The reason I want do do this crazy thing is so that a tracepoint declaration (which must appear in a function body) can autogenerate associated metadata the tracing tool can look up. Without the need to separately pre-declare the tracepoints, i.e. make it as DRY as possible.

Pesudocode

void foo(void)
{
    normal_app_code();
    MAGICALLY_DEFINE_A_GLOBAL_VARIABLE_SYMBOL(symboltype, symbolname);
    more_normal_app_code();
}

such that the result of compilation is as if the above had been written:

symboltype symbolname;

void foo(void)
{
    normal_app_code();
    some_library_function_that_uses(symbolname);
    more_normal_app_code();
}

Context

I'm working on an idea for enhancing the systemtap/dtrace tracing API to support recording data types and names for probe arguments.

The design I have currently requires application authors to insert additional macros in top-level (global) scope to define the symbols that the stap runtime will use to discover the names and arg types of the probes, e.g. the contrived:

STAP_PROBE2_ARGNAMES(myprovider, myprobe, foo, bar);
STAP_PROBE2_ARGTYPES(myprovider, myprobe, const char *, MyDataType*);

void something(const char *foo)
{
    MyDataType *bar = get_bar();
    STAP_PROBE2(myprovider, myprobe, foo, bar);
}

That's inconvenient and it's going to be error-prone. Especially if the app wants to autogenerate STAP_PROBEn(..) probe points as part of its own macros.

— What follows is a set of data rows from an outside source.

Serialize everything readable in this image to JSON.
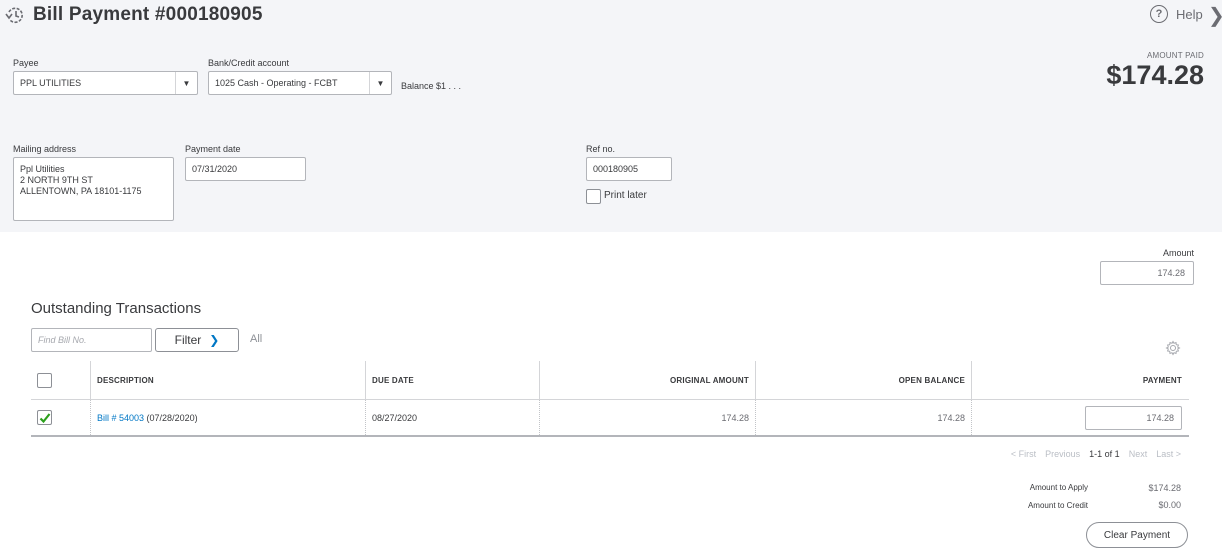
{
  "header": {
    "title": "Bill Payment #000180905",
    "title_icon": "history-clock-icon",
    "help_label": "Help",
    "help_icon": "question-circle-icon",
    "close_icon": "chevron-right-icon"
  },
  "form": {
    "payee": {
      "label": "Payee",
      "value": "PPL UTILITIES"
    },
    "bank_account": {
      "label": "Bank/Credit account",
      "value": "1025 Cash - Operating - FCBT"
    },
    "balance_text": "Balance $1 .  .  .",
    "amount_paid": {
      "label": "AMOUNT PAID",
      "value": "$174.28"
    },
    "mailing_address": {
      "label": "Mailing address",
      "lines": [
        "Ppl Utilities",
        "2 NORTH 9TH ST",
        "ALLENTOWN, PA  18101-1175"
      ]
    },
    "payment_date": {
      "label": "Payment date",
      "value": "07/31/2020"
    },
    "ref_no": {
      "label": "Ref no.",
      "value": "000180905"
    },
    "print_later": {
      "label": "Print later",
      "checked": false
    }
  },
  "amount": {
    "label": "Amount",
    "value": "174.28"
  },
  "outstanding": {
    "title": "Outstanding Transactions",
    "find_placeholder": "Find Bill No.",
    "filter_label": "Filter",
    "filter_scope": "All",
    "settings_icon": "gear-icon",
    "columns": [
      "DESCRIPTION",
      "DUE DATE",
      "ORIGINAL AMOUNT",
      "OPEN BALANCE",
      "PAYMENT"
    ],
    "rows": [
      {
        "checked": true,
        "bill_link": "Bill # 54003",
        "bill_date": " (07/28/2020)",
        "due_date": "08/27/2020",
        "original_amount": "174.28",
        "open_balance": "174.28",
        "payment": "174.28"
      }
    ],
    "pager": {
      "first": "< First",
      "previous": "Previous",
      "current": "1-1 of 1",
      "next": "Next",
      "last": "Last >"
    }
  },
  "summary": {
    "amount_to_apply": {
      "label": "Amount to Apply",
      "value": "$174.28"
    },
    "amount_to_credit": {
      "label": "Amount to Credit",
      "value": "$0.00"
    },
    "clear_payment_label": "Clear Payment"
  },
  "colors": {
    "header_bg": "#f4f5f8",
    "link": "#0077c5",
    "check_green": "#2ca01c"
  }
}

I'd rather declare the arg type and name info alongside the tracepoint, at the same site, using preprocessor stringification to capture arg names (when they're simple variable name tokens) and the __typeof__ operator to capture their type names, something like:

void something(const char *foo)
{
    MyDataType *bar = get_bar();
    STAP_PROBE2_ARGINFO(myprovider, myprobe, foo, bar);
}

or for non-simple-token expression arguments something like:

void something(void)
{
    MyDataTypeHolder *barholder = get_barholder();
    STAP_PROBE2_ARGNAMES(myprovider, myprobe,
        something_global->foo, "foo",
        barholder->bar, "bar");
}

The macro expansion of STAP_PROBE2_ARGINFO takes care of generating a separate pair of symbols for char-array-arrays in the global symbol table using appropriate stringification and using the _typeof_ operator, e.g. the pseudo-ish-c:

#define STAP_PROBE2_ARGINFO(myprovider, myprobe, arg1, arg2) \
    STAP_PROBE2(myprovider, myprobe, (arg1), (arg2)) \
    STAP_PROBE2_ARGTYPES(myprovider, myprobe, (arg1), (arg2))
    STAP_PROBE2_ARGNAMES(myprovider, myprobe, (arg1), (arg2))

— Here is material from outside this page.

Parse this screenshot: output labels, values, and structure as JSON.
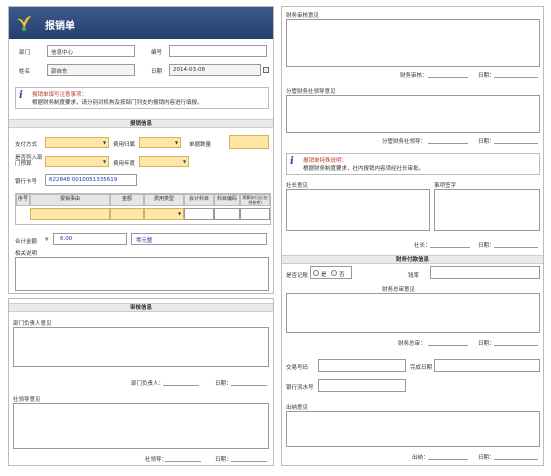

#define STAP_PROBE2_ARGTYPES(myprovider, myprobe, argname1, argname2) \
    const char _stapargtypes_#myprovider#_#myprobe[2][] = {#argname1, #argname2};

#define STAP_PROBE2_ARGTYPES(myprovider, myprobe, arg1, arg2) \
    const char _stapargtypes_#myprovider#_#myprobe[2][] = {__typeof__((arg1)), __typeof__((arg2))};

... and something similar for STAP_PROBE2_ARGNAMES that extracts and stores the explicitly supplied arg names separately.

The goal is that the result would resemble global declarations of:

const char _stapargnames_myprovider_myprobe[2][] = {"foo", "bar"};
const char _stapargtypes_myprovider_myprobe[2][] = {"const char *", "MyDataType*"};

and also emit the usual asm for the probe point itself at the callsite where the STAP_PROBE2_ARGINFO(...) appeared, as if it was a normal STAP_PROBE2(...).

Crazy?

Possible?


Solution

  • I don't see why you can't do this with __asm__ and .pushsection. Make an extern declaration for the variable in C, which is valid in block scope, so that it's accessible from the C, and pass its size as an integer literal operand to the __asm__. The inside the __asm__, you can define the symbol, make it .global if you wish (or not), and reserve space for it based on the passed-in size.